With this, even if you want a large amount of game / turn at bat data, you can easily obtain or make it.

Try to make data for 15 years

It's getting interesting, so I decided to make data for 15 years from 2000 to 2014.

The total number of records is about 2.9 million, not about 3 million.

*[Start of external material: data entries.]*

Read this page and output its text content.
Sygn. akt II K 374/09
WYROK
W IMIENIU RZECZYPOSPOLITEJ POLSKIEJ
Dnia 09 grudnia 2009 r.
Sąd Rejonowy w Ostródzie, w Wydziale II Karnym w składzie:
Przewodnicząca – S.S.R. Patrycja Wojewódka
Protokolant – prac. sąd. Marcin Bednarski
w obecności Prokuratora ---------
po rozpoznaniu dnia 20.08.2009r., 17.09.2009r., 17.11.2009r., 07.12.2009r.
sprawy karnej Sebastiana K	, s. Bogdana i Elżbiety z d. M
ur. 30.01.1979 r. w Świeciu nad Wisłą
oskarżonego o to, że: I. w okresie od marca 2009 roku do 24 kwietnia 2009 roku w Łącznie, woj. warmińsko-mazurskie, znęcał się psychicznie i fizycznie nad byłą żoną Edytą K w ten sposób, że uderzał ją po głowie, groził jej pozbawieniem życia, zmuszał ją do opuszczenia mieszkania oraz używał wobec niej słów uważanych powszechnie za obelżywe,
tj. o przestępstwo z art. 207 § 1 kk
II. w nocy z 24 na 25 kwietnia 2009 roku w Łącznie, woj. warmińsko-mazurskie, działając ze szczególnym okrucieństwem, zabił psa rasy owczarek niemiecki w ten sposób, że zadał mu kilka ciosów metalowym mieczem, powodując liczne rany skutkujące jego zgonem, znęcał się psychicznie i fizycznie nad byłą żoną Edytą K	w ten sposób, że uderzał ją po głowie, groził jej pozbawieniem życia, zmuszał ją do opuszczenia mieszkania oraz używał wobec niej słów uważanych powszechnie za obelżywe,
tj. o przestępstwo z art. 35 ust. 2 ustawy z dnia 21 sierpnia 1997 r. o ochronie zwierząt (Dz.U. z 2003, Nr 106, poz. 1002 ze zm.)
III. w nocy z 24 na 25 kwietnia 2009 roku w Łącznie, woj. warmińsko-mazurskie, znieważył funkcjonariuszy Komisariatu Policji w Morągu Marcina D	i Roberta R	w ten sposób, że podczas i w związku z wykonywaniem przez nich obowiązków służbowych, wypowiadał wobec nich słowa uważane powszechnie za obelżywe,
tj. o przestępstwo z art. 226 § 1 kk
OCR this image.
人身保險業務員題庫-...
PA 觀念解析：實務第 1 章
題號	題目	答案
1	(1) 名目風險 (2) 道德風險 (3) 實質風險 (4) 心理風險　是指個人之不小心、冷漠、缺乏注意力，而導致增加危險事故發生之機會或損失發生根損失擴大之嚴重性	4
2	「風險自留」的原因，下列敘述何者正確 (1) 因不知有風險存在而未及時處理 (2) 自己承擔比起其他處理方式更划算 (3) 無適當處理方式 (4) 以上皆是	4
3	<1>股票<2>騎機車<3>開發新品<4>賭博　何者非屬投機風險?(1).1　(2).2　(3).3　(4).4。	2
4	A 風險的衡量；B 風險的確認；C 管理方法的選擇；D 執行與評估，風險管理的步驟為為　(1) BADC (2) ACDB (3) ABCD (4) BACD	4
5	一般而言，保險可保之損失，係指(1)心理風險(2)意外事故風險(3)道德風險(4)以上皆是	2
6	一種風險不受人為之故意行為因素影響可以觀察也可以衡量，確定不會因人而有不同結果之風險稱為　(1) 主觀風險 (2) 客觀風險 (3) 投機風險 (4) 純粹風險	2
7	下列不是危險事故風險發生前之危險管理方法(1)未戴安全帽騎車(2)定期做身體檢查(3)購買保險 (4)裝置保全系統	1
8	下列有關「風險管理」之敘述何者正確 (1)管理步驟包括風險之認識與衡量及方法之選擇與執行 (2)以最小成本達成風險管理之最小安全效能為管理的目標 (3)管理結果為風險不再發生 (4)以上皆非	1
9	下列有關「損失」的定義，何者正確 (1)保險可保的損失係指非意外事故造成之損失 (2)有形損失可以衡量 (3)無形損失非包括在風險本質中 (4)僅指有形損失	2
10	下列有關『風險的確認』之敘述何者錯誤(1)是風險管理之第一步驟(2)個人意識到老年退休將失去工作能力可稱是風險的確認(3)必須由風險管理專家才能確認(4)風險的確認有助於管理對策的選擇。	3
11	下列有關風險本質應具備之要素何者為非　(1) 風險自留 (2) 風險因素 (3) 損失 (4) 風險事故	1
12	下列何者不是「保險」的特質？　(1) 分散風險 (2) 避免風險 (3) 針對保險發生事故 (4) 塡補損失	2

I have newly transcribed the script for executing all at once.

`scripts/migration.py`


#!/usr/bin/env python
# -*- coding: utf-8 -*-
"""
Migrate Retrosheet Database.
Python 3.5.0+ (don't know about 3.4- and 2.x, sorry)
MySQL 5.6.0+ (don't know about 5.5- , sorry)
"""
import logging
import click
from retrosheet_download import RetrosheetDownload
from retrosheet_mysql import RetrosheetMySql
from parse_csv import ParseCsv

__author__ = 'Shinichi Nakagawa'


@click.command()
@click.option('--from_year', '-f', default=2010, help='From Season')
@click.option('--to_year', '-t', default=2014, help='To Season')
@click.option('--configfile', '-c', default='config.ini', help='Config File')
def main(from_year, to_year, configfile):
    """
    :param from_year: Season(from)
    :param to_year: Season(to)
    :param configfile: Config file
    """
    # from <= to check
    if from_year > to_year:
        print('not From <= To({from_year} <= {to_year})'.format(from_year=from_year, to_year=to_year))
        raise SystemExit

    # logging setting
    logging.basicConfig(
        level=logging.INFO,
        format="Time:%(asctime)s.%(msecs)03d\t message:%(message)s",
        datefmt="%Y-%m-%d %H:%M:%S"
    )

    # Download
    logging.info('File Download Start({from_year}-{to_year})'.format(from_year=from_year, to_year=to_year))
    RetrosheetDownload.run(from_year, to_year, configfile)
    logging.info('File Download End')

    # Parse Csv
    logging.info('Csv Parse Start({from_year}-{to_year})'.format(from_year=from_year, to_year=to_year))
    ParseCsv.run(from_year, to_year, configfile)
    logging.info('Csv Parse End')

    # Migrate MySQL Database
    logging.info('Migrate Database Start({from_year}-{to_year})'.format(from_year=from_year, to_year=to_year))
    RetrosheetMySql.run(from_year, to_year, configfile)
    logging.info('Migrate Database End')


if __name__ == '__main__':
    main()

Click here for results

$ python migration.py -f 2000 -t 2014
Time:2015-11-15 15:23:48.291	 message:File Download Start(2000-2014)
Directory /Users/shinyorke_mbp/PycharmProjects/hatteberg/py-retrosheet/scripts/files does not exist, creating...
Time:2015-11-15 15:23:59.673	 message:File Download End
Time:2015-11-15 15:23:59.673	 message:Csv Parse Start(2000-2014)
Time:2015-11-15 15:26:37.219	 message:Csv Parse End
Time:2015-11-15 15:26:37.220	 message:Migrate Database Start(2000-2014)
Time:2015-11-15 15:32:50.070	 message:Migrate Database End

** It took less than 10 minutes from data acquisition to completion of migure! !! !! ** **

Summary

Don't swallow a person's code
The importance of preaching from the most important issues
However, the spirit of "hurry up" is also important

This will make a little more fun baseball hack!

A Python script that stores 15 years of MLB game data in MySQL in 10 minutes (Baseball Hack!)